Had a really lazy day sitting around writing letters and postcards.  Outside heard them all singing in the mosques - place deserted until 11.30; all go to mosque (only Noor left).  Saw the father going off in shikara.  Watched them all streaming back from mosque - festive air, fire-works (bangers) going off all the time.

Lovely Kashmiri meal cooked by father - 2 different cooked dishes of mutton in lovely masala sauces, cauliflower and rice.  Followed by banana and custard.  Had cold beer when Geoff and Fred popped in.

Went to see Noor's father and Gulam's wife and son in houseboat behind ours - really cold and bare - each room exposed to the outside - big open windows.  Rocked a lot.  Proudly shown each room (4 of them) then a fire at the far end and kitchen area at the other.  Pointed out Koran and photos. (Noor showed photos of his wedding - him in turban with a necklace of rupees.  Loads of family.  He had painted nails which showed he was married recently).  Apparently family visit each other during this festival (like New Year First Footing).  In kitchen, dangerous looking contraption - electrical wires in a bucket of water.

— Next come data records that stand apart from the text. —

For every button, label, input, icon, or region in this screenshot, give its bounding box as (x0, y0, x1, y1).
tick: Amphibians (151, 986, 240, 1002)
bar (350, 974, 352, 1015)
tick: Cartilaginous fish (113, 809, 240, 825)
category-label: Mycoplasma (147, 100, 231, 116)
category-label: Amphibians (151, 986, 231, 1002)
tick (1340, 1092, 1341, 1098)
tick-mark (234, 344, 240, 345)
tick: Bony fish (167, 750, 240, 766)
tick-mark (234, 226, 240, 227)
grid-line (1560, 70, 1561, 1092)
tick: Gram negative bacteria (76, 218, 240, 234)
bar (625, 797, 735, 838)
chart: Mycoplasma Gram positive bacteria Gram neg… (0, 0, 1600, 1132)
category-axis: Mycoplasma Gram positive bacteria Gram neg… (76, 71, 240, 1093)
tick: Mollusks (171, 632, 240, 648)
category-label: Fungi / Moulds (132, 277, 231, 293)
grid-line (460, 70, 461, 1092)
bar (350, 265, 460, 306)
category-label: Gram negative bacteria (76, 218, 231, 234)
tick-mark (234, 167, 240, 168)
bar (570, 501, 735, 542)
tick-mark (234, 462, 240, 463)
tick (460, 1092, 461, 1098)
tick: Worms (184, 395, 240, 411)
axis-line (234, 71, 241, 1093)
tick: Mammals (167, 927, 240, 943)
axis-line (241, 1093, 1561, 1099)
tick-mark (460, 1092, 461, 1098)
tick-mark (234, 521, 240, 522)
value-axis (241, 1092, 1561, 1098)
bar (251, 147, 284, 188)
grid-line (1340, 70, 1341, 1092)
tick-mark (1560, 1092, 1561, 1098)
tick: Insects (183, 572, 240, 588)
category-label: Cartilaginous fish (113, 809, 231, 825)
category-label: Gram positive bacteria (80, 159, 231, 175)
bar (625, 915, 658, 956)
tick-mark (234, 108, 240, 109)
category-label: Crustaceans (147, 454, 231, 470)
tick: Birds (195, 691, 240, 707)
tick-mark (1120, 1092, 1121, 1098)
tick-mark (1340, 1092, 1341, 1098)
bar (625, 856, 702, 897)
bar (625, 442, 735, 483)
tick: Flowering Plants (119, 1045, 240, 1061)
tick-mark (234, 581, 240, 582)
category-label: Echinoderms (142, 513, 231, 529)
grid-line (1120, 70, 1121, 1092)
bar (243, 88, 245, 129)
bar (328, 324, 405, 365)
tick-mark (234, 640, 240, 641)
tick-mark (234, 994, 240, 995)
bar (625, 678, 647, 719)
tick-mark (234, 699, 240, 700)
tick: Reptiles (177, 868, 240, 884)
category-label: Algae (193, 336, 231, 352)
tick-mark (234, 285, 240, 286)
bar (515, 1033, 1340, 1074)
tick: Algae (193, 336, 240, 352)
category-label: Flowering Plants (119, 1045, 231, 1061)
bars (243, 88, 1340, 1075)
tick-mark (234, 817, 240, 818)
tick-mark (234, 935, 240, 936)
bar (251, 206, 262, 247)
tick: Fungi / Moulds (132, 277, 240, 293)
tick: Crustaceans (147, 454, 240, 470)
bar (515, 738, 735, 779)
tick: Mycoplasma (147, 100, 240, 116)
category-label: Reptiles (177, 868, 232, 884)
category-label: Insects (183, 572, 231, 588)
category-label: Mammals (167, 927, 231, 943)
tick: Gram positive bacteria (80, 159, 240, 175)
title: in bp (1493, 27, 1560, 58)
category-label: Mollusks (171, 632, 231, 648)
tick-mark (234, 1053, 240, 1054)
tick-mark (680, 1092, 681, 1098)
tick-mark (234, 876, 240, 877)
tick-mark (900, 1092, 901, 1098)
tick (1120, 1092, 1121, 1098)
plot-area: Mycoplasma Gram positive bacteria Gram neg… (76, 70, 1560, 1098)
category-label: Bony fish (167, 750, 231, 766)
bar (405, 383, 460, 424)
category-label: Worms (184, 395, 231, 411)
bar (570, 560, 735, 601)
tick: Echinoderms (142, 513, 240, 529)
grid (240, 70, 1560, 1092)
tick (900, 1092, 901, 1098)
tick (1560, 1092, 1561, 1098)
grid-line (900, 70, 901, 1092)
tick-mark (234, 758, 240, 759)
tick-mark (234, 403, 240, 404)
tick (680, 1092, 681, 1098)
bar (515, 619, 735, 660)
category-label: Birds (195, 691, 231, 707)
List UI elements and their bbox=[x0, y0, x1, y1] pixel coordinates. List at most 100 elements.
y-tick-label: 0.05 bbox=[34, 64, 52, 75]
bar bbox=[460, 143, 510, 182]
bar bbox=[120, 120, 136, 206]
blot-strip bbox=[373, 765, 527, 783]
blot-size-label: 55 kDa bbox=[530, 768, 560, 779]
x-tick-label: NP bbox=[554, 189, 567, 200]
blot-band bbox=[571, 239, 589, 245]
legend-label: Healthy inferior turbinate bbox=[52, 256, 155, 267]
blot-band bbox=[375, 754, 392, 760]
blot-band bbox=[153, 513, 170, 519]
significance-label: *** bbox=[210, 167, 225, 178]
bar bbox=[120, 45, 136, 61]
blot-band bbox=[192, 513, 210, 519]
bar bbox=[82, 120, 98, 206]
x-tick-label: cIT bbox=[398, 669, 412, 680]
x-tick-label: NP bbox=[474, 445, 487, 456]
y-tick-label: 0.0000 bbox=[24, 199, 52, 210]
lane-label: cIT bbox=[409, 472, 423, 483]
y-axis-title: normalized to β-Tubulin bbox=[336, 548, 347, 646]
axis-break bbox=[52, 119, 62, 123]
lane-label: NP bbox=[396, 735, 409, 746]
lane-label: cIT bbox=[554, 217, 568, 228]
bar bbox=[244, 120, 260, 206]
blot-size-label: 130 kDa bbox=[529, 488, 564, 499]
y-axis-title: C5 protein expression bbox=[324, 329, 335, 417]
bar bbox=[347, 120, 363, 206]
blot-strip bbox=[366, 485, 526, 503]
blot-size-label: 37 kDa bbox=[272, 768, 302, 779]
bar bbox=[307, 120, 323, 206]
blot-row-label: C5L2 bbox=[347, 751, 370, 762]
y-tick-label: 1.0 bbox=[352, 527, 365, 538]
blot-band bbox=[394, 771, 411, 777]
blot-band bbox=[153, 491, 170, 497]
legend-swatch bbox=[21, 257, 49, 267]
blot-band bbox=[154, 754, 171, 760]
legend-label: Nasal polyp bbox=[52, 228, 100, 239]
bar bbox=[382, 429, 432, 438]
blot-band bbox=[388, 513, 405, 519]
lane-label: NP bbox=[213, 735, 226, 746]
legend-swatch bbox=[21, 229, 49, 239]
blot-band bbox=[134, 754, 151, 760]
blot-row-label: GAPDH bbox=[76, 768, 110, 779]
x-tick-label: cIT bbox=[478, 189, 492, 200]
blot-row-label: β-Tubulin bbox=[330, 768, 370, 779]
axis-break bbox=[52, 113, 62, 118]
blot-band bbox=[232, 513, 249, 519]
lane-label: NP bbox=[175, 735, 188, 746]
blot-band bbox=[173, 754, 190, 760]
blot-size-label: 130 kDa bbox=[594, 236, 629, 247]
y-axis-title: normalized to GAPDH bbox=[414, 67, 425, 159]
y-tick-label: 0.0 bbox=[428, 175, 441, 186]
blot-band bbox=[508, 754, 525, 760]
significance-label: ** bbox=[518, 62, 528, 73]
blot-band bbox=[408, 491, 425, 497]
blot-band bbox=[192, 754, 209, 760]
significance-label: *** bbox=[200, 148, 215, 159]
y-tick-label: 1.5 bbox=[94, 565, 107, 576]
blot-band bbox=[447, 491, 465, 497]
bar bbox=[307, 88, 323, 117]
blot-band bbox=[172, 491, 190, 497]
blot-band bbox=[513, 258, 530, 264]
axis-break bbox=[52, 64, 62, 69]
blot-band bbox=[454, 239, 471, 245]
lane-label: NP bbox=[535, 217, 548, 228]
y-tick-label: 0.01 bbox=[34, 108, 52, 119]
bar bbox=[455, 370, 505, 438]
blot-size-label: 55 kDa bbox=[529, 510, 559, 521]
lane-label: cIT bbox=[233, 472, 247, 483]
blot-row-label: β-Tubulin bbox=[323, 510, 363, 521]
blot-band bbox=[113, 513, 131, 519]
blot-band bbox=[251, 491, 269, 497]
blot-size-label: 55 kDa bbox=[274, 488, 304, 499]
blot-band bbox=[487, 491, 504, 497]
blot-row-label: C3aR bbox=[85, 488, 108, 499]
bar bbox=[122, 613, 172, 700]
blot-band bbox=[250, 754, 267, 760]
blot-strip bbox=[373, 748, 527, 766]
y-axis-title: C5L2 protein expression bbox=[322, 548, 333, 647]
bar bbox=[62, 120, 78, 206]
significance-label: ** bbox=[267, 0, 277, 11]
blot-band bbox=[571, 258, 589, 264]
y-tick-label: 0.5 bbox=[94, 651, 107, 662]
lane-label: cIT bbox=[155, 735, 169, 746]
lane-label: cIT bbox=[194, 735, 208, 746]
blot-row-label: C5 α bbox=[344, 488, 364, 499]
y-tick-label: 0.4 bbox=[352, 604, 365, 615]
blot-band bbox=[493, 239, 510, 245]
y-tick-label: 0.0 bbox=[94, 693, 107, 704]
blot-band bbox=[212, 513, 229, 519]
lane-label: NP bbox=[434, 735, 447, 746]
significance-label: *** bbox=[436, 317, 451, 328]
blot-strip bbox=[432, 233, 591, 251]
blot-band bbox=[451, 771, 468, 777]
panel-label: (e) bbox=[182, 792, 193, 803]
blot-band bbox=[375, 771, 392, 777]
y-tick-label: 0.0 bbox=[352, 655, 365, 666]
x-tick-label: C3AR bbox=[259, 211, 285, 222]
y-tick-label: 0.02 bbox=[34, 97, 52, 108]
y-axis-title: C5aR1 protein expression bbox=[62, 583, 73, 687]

Later on we went and called at Geoff's boat and had tea with Ian - the only one in.  He'd been ill and not out at all.  His news was that fares going up at home.  Went to "Pandora" - Chris, Nicki, Shirl, Bill, Janice and Ann.  Saw Nicki's lovely rug.  Big argument about how much to tip the houseboys - Shirl believes part of their job to receive a tip.

Had another jeweller in that night - no business.  Hot shower."